Again, Vietnamese who know history or are informed know that southern Vietnam was taken from the Khmer. We also know that central Vietnam was taken from the Cham people, of which there’re plenty of reminders, memorialized in songs and poetry. However, not unlike people in many countries, take the US for example, ordinary people are not preoccupied with how their countries came into being.

Land-grabbing is a worldwide phenomenon where the poor are being dispossessed of their land and livelihood. It is enabled by corrupt government officials, or the government itself, in collusion with powerful domestic or foreign corporations.

“The government is seizing (our land) it. They say it’s all
about investing in social-welfare projects, but I call it stealing"

Land-grabs in Vietnam, The Economist, March 16, 2013
Land concessions are given to foreign companies, not the people where those foreign companies are located or local residents who happen to share the same ancestry as the foreign companies' owners. It should be pointed out that local, in this case Cambodian, corrupt officials also stand to profit from these land concessions.

Vietnam wants to annex Cambodia. How? What for? Communist Vietnam is struggling to govern within its own territories, not to mention the constant threat posed by China, which has laid claim to the entire South China Sea. Furthermore, given the state of current geopolitical reality, invading and occupying another country are no longer the norm nor tolerated, unless it’s done by the superpowers like the US under the guise of ‘war on terrorism.’ In order words, Vietnam can't and won’t invade Cambodia for the sake of taking land or to obliterate Khmer people or culture. It’s pure paranoia to believe that Vietnam will find reason to invade Cambodia.

On the other hand, however, Vietnam, not unlike other Asian countries, does see Cambodia as a market to expand its economy and as a source of natural resources. 

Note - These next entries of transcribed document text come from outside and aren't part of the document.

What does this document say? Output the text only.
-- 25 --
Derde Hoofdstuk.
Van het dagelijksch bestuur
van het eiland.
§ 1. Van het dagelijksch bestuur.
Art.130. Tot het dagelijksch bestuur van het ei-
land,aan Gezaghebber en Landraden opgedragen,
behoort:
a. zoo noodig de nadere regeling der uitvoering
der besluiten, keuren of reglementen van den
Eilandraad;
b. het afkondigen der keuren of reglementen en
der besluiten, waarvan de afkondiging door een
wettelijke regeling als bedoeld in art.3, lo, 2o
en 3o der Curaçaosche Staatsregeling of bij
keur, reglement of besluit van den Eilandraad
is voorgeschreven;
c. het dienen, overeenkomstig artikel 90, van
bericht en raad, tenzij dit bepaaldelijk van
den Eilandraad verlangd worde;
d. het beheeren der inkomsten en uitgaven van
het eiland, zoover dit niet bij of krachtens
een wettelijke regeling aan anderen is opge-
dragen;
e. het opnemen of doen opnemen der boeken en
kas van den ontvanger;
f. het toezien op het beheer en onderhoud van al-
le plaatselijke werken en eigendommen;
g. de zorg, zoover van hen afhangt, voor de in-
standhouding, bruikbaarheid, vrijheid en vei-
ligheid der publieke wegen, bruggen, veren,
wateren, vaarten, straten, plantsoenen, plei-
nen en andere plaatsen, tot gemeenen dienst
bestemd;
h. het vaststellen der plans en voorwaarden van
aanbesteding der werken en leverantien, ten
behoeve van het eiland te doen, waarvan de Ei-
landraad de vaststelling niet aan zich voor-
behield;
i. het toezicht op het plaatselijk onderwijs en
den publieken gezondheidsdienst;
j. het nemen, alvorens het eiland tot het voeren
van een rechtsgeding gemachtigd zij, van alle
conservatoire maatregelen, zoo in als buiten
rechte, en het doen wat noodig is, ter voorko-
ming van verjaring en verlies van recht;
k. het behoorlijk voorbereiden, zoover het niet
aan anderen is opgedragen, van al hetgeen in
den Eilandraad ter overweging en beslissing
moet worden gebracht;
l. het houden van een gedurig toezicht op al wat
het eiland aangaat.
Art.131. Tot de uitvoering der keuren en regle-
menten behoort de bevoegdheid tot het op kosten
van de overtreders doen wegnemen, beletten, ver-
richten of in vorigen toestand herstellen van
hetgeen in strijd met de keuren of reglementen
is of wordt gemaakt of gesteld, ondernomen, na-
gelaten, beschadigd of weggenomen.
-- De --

Regarding Vietnam's occupation of Cambodia after having driven out the Khmer Rouge, yes, I do agree 10 years were far too long. By nature, the natives always feel resentful of foreign occupying powers regardless of the original intent and purpose.

Bigger threats to the livelihood of the average Cambodians might be its own integration into the global market. Given only 50% of its current workforce has finished primary school, low-paying jobs continue to be the only things available. When ASEAN becomes a regional bloc in 2015, more companies and professionals from other Southeast Asian nations, including Vietnam, will come to Cambodia. Unfortunately, Cambodia does not have companies that could expand to other countries and most Cambodians lack the necessary skills and training to go work in other countries freely, other than as low-paying contracted manual laborers, like maids, fishing boat crews and construction workers.

Electoral reforms are needed, so are concerted efforts to stamp out corruption and enforce the laws, including immigration, that are already on the book. Blaming the Yuon for Cambodia's socio-economic and political problems essentially let those in power, current or future government, off the hook. It also distracts from the urgent need to improve the levels of education and training to enable young Cambodians to compete in the ASEAN and global market.

Historical grievances can't and won't move the Khmer people forward. They only drag Cambodia back to the past.